What you need to know about esophageal manometry:

esophageal manometry New patients visiting Gastroenterology Consultants of Central Florida have a wide variety of issues needing medical attention. Often, there is stomach pain, bloating, or other common gastro symptoms. For this reason, there are multiple types of tests which doctors utilize to narrow down the causes of these issues.

If your gastroenterologist thinks you have symptoms related to an esophageal disorder, he or she may run this test. The esophageal manometry test studies the movement, or motility, of the food traveling through the esophagus and into the stomach. Our doctors usually schedule this test for patients that have trouble or pain swallowing food.

Difficulty swallowing is referred to as dysphagia. Pain when swallowing is called odynophagia.

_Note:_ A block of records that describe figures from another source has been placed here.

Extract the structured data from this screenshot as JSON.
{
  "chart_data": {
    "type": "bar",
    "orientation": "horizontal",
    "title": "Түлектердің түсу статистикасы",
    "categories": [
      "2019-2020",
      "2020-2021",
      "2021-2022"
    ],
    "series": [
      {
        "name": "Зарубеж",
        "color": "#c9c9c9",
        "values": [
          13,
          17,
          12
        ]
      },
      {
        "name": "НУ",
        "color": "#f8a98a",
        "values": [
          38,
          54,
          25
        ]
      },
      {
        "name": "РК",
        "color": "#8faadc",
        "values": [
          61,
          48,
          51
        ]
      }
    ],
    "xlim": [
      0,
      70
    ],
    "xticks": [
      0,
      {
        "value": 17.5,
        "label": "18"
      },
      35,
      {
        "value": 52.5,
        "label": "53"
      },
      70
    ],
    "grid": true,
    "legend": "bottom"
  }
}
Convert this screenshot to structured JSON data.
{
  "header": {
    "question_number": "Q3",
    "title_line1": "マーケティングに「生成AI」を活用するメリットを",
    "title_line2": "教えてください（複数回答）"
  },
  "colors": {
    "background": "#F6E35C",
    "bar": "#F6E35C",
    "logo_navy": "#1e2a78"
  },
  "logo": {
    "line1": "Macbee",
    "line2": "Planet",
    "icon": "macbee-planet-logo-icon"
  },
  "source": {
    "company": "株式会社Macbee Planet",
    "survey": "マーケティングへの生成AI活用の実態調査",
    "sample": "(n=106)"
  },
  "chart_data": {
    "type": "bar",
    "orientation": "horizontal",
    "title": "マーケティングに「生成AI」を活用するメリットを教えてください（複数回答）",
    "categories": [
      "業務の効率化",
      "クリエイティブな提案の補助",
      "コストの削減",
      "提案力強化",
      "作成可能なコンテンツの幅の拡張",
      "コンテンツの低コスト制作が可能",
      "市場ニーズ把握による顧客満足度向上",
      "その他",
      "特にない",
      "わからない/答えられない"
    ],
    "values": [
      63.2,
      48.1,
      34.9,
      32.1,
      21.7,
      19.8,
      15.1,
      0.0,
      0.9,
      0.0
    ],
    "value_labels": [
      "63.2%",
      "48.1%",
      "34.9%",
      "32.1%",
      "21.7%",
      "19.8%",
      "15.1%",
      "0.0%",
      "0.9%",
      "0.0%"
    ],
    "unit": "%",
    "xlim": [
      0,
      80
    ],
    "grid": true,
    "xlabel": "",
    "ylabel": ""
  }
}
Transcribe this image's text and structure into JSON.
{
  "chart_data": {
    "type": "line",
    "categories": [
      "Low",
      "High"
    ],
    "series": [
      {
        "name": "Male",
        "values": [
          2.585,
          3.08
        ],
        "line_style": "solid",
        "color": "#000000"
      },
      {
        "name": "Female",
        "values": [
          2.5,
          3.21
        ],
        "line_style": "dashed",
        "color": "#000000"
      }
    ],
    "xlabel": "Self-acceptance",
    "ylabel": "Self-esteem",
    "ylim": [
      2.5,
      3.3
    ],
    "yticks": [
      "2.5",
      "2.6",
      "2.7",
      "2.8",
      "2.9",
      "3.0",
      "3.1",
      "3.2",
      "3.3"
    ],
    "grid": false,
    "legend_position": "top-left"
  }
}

The esophageal manometry test measures the strength of the bands of muscle, or sphincters, in the esophagus.  There are two- one sphincter is at the top, and one is on the bottom of the esophagus. These are the opening and closing parts of your esophagus.

Doctors may carefully measure the strength and pattern of the wave of esophageal muscle contractions which move food along. The gastroenterologist may also order test such as an x-ray to check for anything obstructing the passageway. This is also used to check for narrowing or a total blockage of an area in the esophagus.

There may also be temporary inflammation causing the difficulty and pain of swallowing. Many doctors believe there are more often than not obstructions causing the dysphagia and odynophagia, not a motility disorder. However, doctors may be able to identify disorders such as diffuse esophageal spasm, achalasia, and scleroderma.

Disorders of the esophagus:

Diffuse esophageal spasm is known a rare swallowing problem characterized by multiple, forceful, poorly coordinated muscle contractions of the esophagus. Achalasia is an uncommon condition which occurs when a lower esophageal muscle doesn’t relax properly to allow the food to enter the stomach. This condition causes difficulty swallowing and regurgitation of food back into the throat.

Scleroderma is a rare progressive disease. In many people with scleroderma, the muscles in the lower esophagus stop moving. The lack of movement leads to severe gastroesophageal reflux. Some doctors may recommend patients for anti-reflux surgery to treat gastroesophageal reflux disease. Esophageal manometry can assist in diagnosing achalasia.

GERD surgery does not treat achalasia, so it is crucial to use this test before a major action like surgery. Also, an esophageal manometry test may be used after a an endoscopy to rule out GERD in patients with unrelated heart chest pain.

Before your testing:

esophageal manometry Of course, you gastroenterologist and their nurses will give you an in-depth outline and set of instructions to follow before your test. You may need to avoid eating and drinking for a certain length of time before the test.

Be sure to tell your doctor of every medication you are currently taking. You might be required to take specific medications before the test is performed. Esophageal manometry is an outpatient procedure done without sedation.

Most people tolerate the test without any issues. You may be required to change into a hospital gown or other clothing. The test is around thirty minutes long and is not very intense. Most people have no trouble at all.

A catheter guided through the nose, down the esophagus, and into the stomach. You will be asked to drink water as the doctor monitors the strength, pressure, and pattern of your esophageal muscle contractions. During the test it is best to breath slowly and calmly, only moving when asked to do so.

After the test has conclude, you may have a follow-up conversation with your doctor. Alternatively, you may schedule to come in for a follow-up visit. Once the test is wrapped up, you may return to normal activity with permission from your doctor.

Results and recommendations from your doctors should be ready within one or two days. Then, you will know for sure if your esophagus has proper movement. If it does not, you will discuss this during your follow up.